Smith followed up with two posts (It’s the content, not the version! and So what about self-archiving?), Nancy Sims posted, and Michael Carroll addressed this issue back in 2006. All are worth reading.

These posts reinforce the importance of retaining copyright whenever possible. But the fact remains that this is not always easy to do. The suggestions of some to “never sign over copyright” or “just put it in the public domain” I don’t find very helpful. In my niche of information science, there are very few OA journals, and most are owned by the large multinational conglomerates. While I have transferred copyright in all of my peer-reviewed articles, I have archived all of the post-prints. In the one case in which I attempted to retain copyright, the journal simply refused (and my co-authors did not seem particularly interested in putting up a fight). Placing an article in the public domain, it seems to me, would likely result in journal refusal (if I remember correctly, on most copyright transfer forms this option is only available to federal government employees). Additionally, since the public domain does not require attribution, most authors would not want to explicitly give that up.

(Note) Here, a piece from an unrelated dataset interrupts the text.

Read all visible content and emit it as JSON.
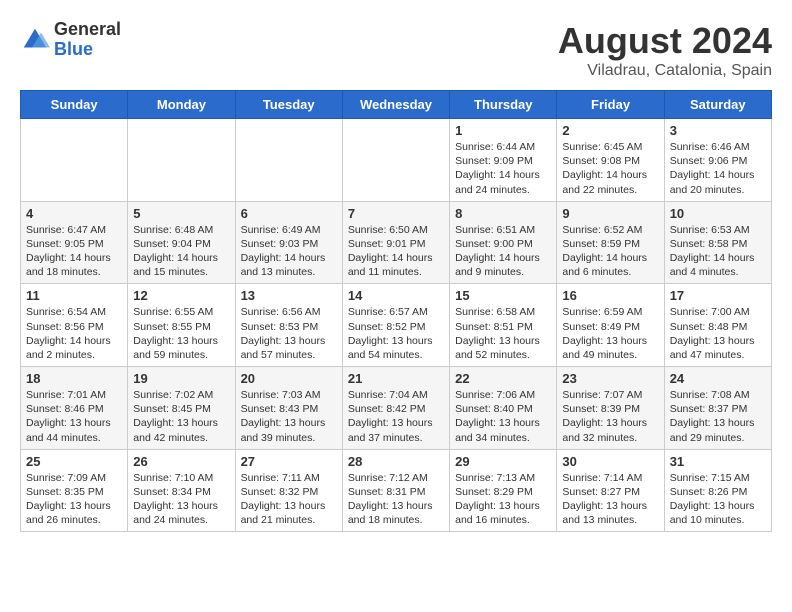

Tenure-track faculty are under pressure to publish, and copyright transfer occurs at the end of a very lengthy process. Not many authors will be willing to start this process over if they can’t come to agreement with the journal about copyright. If authors are doing their best to make open the default, then they shouldn’t be made to feel badly about copyright transfer, particularly in cases where they can provide access through archiving. And if they are willing to negotiate for that right where it is not given, so much the better. But sometimes we have co-authors who are more interested in publication than copyright or archiving. So it’s more important than ever to address these issues in advance: to identify an OA journal (or one that explicitly allows archiving), and to ensure that co-authors are in agreement well before time to sign a publication agreement. Until more OA journals are developed in more fields, that is the best we can ask for.